Faz uma pausa, como que a desafiar-me a dizer seja o que for. Vem-me à cabeça uma entrevista que vi há pouco tempo de Lissette Orozco, realizadora de El Pacto de Adriana, o filme magnífico em que ela escalpeliza o seu processo de descoberta do passado oculto da tia, Adriana Rivas, agente da dina, a polícia política de Pinochet. As palavras de Lissette Orozco que me afloram ao espírito são: «Não faço juízos morais sobre a minha tia de dezanove anos, que entrou para a dina e se tornou torturadora. Mas faço juízos morais sobre a minha tia de sessenta e cinco anos, que continua a dizer que aqueles foram os melhores anos da sua vida.» Penso, mas não o digo em voz alta, que não me interessa compilar um almanaque de narrativas neutras da guerra colonial. Não há narrativas neutras. A tal luz que procuro nestes testemunhos surge nos momentos em que os veteranos se posicionam em termos morais, fazendo juízos de valor, explícitos ou implícitos, acerca da guerra em que participaram e dos actos que ali se praticaram. Uma guerra que foi o prolongamento e o corolário natural da nossa empresa colonial, da qual eles foram actores mais ou menos passivos. Não me sinto no direito de os julgar enquanto jovens de vinte e poucos anos, obrigados a embarcar para a guerra, como o meu pai. Mas não posso deixar de julgar as palavras que eles usam para falarem hoje da guerra e das suas misérias, cinquenta anos depois. Adriano disse-me que não admitia juízos de valor, mas abster-me de juízos de valor equivaleria a abdicar da minha humanidade. Cada geração, penso, mais do que o direito, tem a obrigação de tecer juízos morais sobre o discurso que as gerações precedentes produzem sobre os seus actos.
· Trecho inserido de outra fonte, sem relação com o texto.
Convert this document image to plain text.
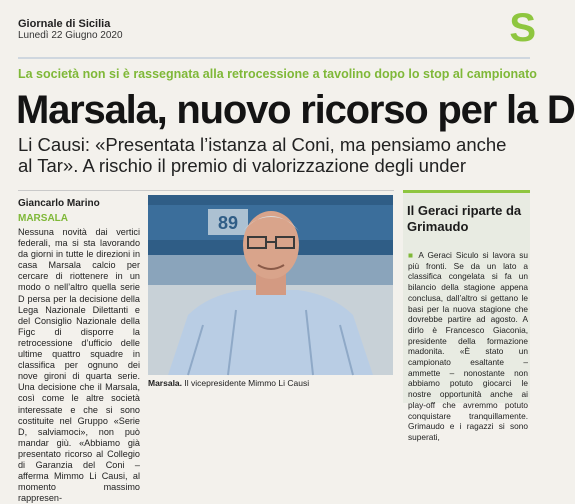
Giornale di Sicilia
Lunedì 22 Giugno 2020	S
La società non si è rassegnata alla retrocessione a tavolino dopo lo stop al campionato
Marsala, nuovo ricorso per la D
Li Causi: «Presentata l’istanza al Coni, ma pensiamo anche al Tar». A rischio il premio di valorizzazione degli under
Giancarlo Marino
MARSALA
Nessuna novità dai vertici federali, ma si sta lavorando da giorni in tutte le direzioni in casa Marsala calcio per cercare di riottenere in un modo o nell’altro quella serie D persa per la decisione della Lega Nazionale Dilettanti e del Consiglio Nazionale della Figc di disporre la retrocessione d’ufficio delle ultime quattro squadre in classifica per ognuno dei nove gironi di quarta serie. Una decisione che il Marsala, così come le altre società interessate e che si sono costituite nel Gruppo «Serie D, salviamoci», non può mandar giù. «Abbiamo già presentato ricorso al Collegio di Garanzia del Coni – afferma Mimmo Li Causi, al momento massimo rappresen-
89
Marsala. Il vicepresidente Mimmo Li Causi
Il Geraci riparte da Grimaudo
■ A Geraci Siculo si lavora su più fronti. Se da un lato a classifica congelata si fa un bilancio della stagione appena conclusa, dall’altro si gettano le basi per la nuova stagione che dovrebbe partire ad agosto. A dirlo è Francesco Giaconia, presidente della formazione madonita. «È stato un campionato esaltante – ammette – nonostante non abbiamo potuto giocarci le nostre opportunità anche ai play-off che avremmo potuto conquistare tranquillamente. Grimaudo e i ragazzi si sono superati,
O que procuro nestes encontros com veteranos do Ultramar é algo que não sou capaz de traduzir numa fórmula simples e telegráfica. Há entre estes veteranos um sentido de comunidade fortíssimo, uma comunhão quase familiar, quase tribal, que em certos momentos me parece incompatível com um sentido de comunidade mais vasto. É uma comunhão que tende a excluir-me, a mim e a todos os que não partilharam a mesma experiência. O que busco nestas conversas são os momentos, semelhantes a epifanias, em que os veteranos exprimem a pertença a uma comunidade humana mais vasta, mais abrangente, necessariamente organizada em torno de valores morais. Uma comunidade que inclua, em pé de igualdade, os homens contra quem eles combateram, mais os filhos destes homens, o nós e o eles.
— Portanto, eu estou no ir — remata Adriano. — Mas olhe que não é nada contra si.
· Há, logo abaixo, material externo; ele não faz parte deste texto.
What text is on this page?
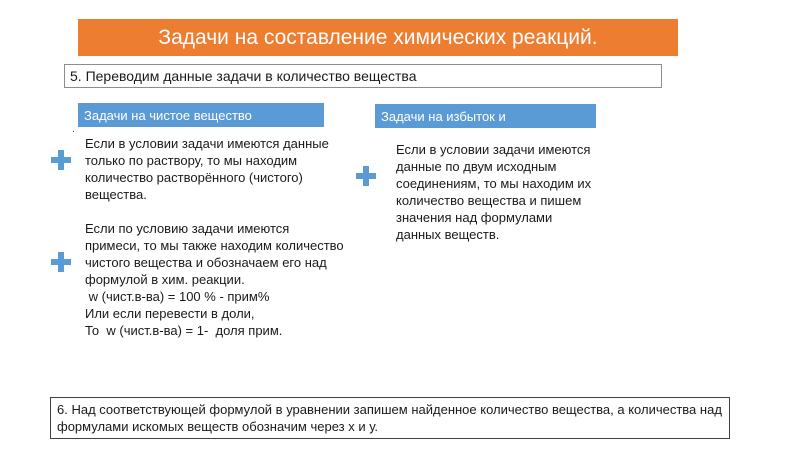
Задачи на составление химических реакций.
5. Переводим данные задачи в количество вещества
Задачи на чистое вещество
.
Задачи на избыток и
Если в условии задачи имеются данные только по раствору, то мы находим количество растворённого (чистого) вещества.
Если по условию задачи имеются примеси, то мы также находим количество чистого вещества и обозначаем его над формулой в хим. реакции.
w (чист.в-ва) = 100 % - прим%
Или если перевести в доли,
То  w (чист.в-ва) = 1-  доля прим.
Если в условии задачи имеются данные по двум исходным соединениям, то мы находим их количество вещества и пишем значения над формулами данных веществ.
6. Над соответствующей формулой в уравнении запишем найденное количество вещества, а количества над формулами искомых веществ обозначим через х и у.
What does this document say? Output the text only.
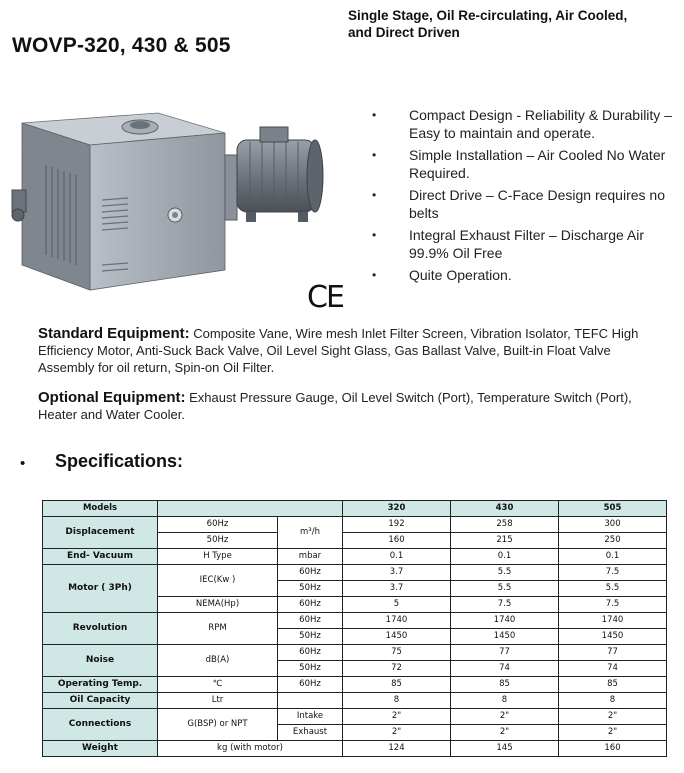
WOVP-320, 430 & 505
Single Stage, Oil Re-circulating, Air Cooled, and Direct Driven
• Compact Design - Reliability & Durability – Easy to maintain and operate.
• Simple Installation – Air Cooled No Water Required.
• Direct Drive – C-Face Design requires no belts
• Integral Exhaust Filter – Discharge Air 99.9% Oil Free
• Quite Operation.
CE
Standard Equipment: Composite Vane, Wire mesh Inlet Filter Screen, Vibration Isolator, TEFC High Efficiency Motor, Anti-Suck Back Valve, Oil Level Sight Glass, Gas Ballast Valve, Built-in Float Valve Assembly for oil return, Spin-on Oil Filter.
Optional Equipment: Exhaust Pressure Gauge, Oil Level Switch (Port), Temperature Switch (Port), Heater and Water Cooler.
• Specifications:
Models			320	430	505
Displacement	60Hz	m³/h	192	258	300
	50Hz		160	215	250
End- Vacuum	H Type	mbar	0.1	0.1	0.1
Motor ( 3Ph)	IEC(Kw )	60Hz	3.7	5.5	7.5
		50Hz	3.7	5.5	5.5
	NEMA(Hp)	60Hz	5	7.5	7.5
Revolution	RPM	60Hz	1740	1740	1740
		50Hz	1450	1450	1450
Noise	dB(A)	60Hz	75	77	77
		50Hz	72	74	74
Operating Temp.	℃	60Hz	85	85	85
Oil Capacity	Ltr		8	8	8
Connections	G(BSP) or NPT	Intake	2"	2"	2"
		Exhaust	2"	2"	2"
Weight	kg (with motor)		124	145	160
Levanta-se e sai. Já assisti várias vezes a situações destas. Há um veterano zangado, que barafusta, mas que diz que não é nada contra mim. Não é nada contra a pessoa que está fisicamente ali presente. O que ele recusa, parece-me, é a palavra de um não-veterano acerca da guerra colonial. Porque toda a palavra é, em certa medida, portadora de um juízo moral, e o veterano pressente-o difusamente. Não há palavras neutras.
Fico sem perceber de que é que ele estava à espera, com quem é que ele julgava vir encontrar-se. Uma frase que deixou em suspenso dá-me a entender que talvez me tomasse por alguém encarregado de recolher dados para compilar uma qualquer base de dados dos veteranos do Ultramar, com vista a proporcionar-lhes o acesso a cuidados de saúde.
Entram os outros veteranos que o Marco convidou, um por um. Apresentam-se. Guiné, Angola. Conversamos durante três horas. Um deles, veterano da Guiné, fala a certa altura da cadeira eléctrica que havia em Bula para torturar os prisioneiros do paigc.